Ainda a este primeiro nível, poder-se-ia a acrescentar um aspecto que não sendo exclusivo do jornalismo impresso, nele tem um lugar muito especial. Refiro-me à qualidade do uso da língua portuguesa. De facto, um português deficiente – na ortografia, na sintaxe, no estilo – denota uma falta de profissionalismo que pode ser ruinosa e, a prazo, até fatal, para o trabalho e para o ‘produto’ jornalístico.

É frequente ver utilizado o conceito de ‘jornal de qualidade’ ou ‘de referência’, insinuando tal expressão que a qualidade seria apanágio de determinado tipo de publicações periódicas. Estudos feitos nas últimas décadas caracterizaram este tipo de jornais com um conjunto de características das quais se destacariam a ênfase dada a matérias de política nacional e internacional e de economia (e a consequente desvalorização de outras áreas); a aposta numa informação contextualizada e, sobretudo na tradição europeia, interpretada; e uma imagem de seriedade reconhecida quer pelos restantes media, quer pelas fontes de informação quer pelos cidadãos.
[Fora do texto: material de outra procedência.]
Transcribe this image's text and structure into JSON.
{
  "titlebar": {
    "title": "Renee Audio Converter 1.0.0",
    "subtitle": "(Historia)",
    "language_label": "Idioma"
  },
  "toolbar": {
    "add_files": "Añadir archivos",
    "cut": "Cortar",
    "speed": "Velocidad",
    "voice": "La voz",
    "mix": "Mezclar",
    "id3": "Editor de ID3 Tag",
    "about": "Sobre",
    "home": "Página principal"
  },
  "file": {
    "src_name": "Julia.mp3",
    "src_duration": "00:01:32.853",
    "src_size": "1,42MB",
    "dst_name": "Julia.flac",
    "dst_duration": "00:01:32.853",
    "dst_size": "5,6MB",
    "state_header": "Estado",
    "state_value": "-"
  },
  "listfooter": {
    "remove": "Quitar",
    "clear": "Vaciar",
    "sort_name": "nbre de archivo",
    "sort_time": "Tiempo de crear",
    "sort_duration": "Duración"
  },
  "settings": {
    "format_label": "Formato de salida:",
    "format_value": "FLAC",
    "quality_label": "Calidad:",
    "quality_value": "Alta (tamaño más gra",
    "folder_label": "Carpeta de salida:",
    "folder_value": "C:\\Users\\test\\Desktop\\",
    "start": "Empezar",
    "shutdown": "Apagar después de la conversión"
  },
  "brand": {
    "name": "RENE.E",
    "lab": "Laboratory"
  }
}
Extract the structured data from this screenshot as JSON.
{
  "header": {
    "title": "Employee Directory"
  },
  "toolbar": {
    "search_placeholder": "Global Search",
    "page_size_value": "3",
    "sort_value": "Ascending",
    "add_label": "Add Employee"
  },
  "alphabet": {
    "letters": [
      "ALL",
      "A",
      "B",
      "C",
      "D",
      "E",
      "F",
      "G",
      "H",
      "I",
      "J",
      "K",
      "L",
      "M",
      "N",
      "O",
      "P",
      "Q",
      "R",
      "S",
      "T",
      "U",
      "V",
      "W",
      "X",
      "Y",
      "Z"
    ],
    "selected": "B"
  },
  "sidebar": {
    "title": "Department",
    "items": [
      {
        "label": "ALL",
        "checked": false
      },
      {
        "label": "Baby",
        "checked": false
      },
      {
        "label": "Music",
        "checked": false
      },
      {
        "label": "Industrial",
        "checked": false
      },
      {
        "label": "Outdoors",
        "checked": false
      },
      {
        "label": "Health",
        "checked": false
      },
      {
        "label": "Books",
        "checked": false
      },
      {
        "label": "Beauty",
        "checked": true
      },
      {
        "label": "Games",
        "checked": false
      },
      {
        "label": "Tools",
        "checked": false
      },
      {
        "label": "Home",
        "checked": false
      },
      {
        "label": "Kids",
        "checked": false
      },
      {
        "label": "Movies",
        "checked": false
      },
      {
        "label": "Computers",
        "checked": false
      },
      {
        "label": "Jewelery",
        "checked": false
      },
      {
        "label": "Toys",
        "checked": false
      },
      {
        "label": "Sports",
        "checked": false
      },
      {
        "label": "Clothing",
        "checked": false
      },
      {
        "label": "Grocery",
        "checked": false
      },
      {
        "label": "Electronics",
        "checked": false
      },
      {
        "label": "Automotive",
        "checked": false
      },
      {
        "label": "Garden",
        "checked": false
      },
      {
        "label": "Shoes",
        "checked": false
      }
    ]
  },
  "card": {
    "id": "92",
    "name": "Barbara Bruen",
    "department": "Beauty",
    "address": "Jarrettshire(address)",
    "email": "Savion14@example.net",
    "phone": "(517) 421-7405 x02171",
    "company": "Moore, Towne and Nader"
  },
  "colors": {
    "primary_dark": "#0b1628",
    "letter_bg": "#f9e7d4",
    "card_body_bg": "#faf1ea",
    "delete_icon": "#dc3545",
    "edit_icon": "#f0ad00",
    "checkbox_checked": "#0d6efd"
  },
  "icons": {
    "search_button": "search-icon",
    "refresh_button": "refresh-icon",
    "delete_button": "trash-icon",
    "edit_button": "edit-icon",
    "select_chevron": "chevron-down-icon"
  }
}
Mas este perfil tem vindo a ser objecto de revisão e de crítica, sobretudo desde os anos 90. Tem sido questionada, particularmente, a associação do conceito de jornalismo de referência ao de qualidade. Uma série de derrapagens éticas, ocorridas precisamente nesse tipo de jornais (The New York Times, Washington Post, Le Monde, por exemplo) mostra que ser de referência para as elites culturais e políticas não significa necessariamente ser de qualidade. Por outra parte, muitos destes jornais de referência, por razões que se prendem com a resposta a um decréscimo e envelhecimento de leitores, têm vindo a ensaiar respostas que põem, também elas, em causa o ‘retrato’ corrente sobre o referido tipo de jornalismo. Daí que, ainda na semana que passou, num estudo de Hector Borrat, divulgado em Barcelona precisamente sobre esta problemática, se concluía, de forma eloquente ‘há diários populares de qualidade e diários de elite que carecem de qualidade’.
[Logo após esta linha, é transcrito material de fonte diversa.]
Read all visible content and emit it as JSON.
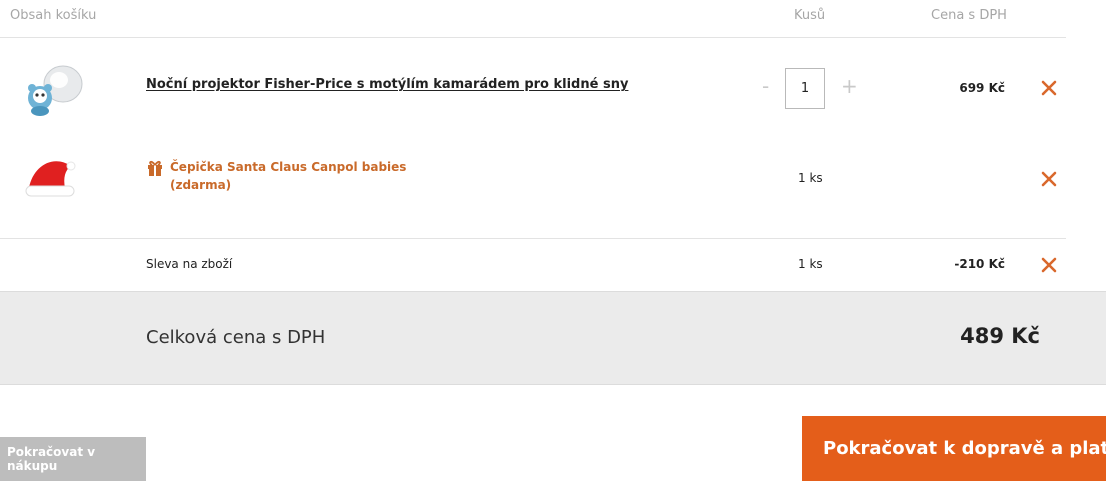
{
  "header": {
    "col_content": "Obsah košíku",
    "col_qty": "Kusů",
    "col_price": "Cena s DPH"
  },
  "items": [
    {
      "name": "Noční projektor Fisher-Price s motýlím kamarádem pro klidné sny",
      "quantity": "1",
      "price": "699 Kč",
      "minus": "-",
      "plus": "+"
    }
  ],
  "gift": {
    "name_line1": "Čepička Santa Claus Canpol babies",
    "name_line2": "(zdarma)",
    "qty": "1 ks"
  },
  "discount": {
    "label": "Sleva na zboží",
    "qty": "1 ks",
    "price": "-210 Kč"
  },
  "total": {
    "label": "Celková cena s DPH",
    "value": "489 Kč"
  },
  "buttons": {
    "back": "Pokračovat v nákupu",
    "next": "Pokračovat k dopravě a platbě"
  },
  "colors": {
    "accent": "#e45e1a",
    "gift_text": "#c96a2a",
    "delete_icon": "#d9682c"
  },
  "icons": {
    "delete": "close-icon",
    "gift": "gift-icon"
  }
}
Esta conclusão vai perfeitamente de encontro a um conceito que o Jornal de Notícias tem adoptado nos últimos anos, e que consiste em assumir-se como ‘um jornal popular de qualidade’. A característica popular é, neste contexto, a expressão de um esforço de ser compreendido por (e de ser relevante para) um leque amplo de segmentos sociais (e não apenas pelas elites). Traduz-se, designadamente, na aposta em cobrir com destaque e com profundidade todas as áreas relevantes, mas particularmente as matérias sociais. Mas isso representa um desiderato que tem, cada dia e em cada edição, de ser traduzido na prática. Num processo em que o contributo dos leitores é absolutamente crucial. Perdendo-se esse laço, perde-se a alma do próprio jornal.’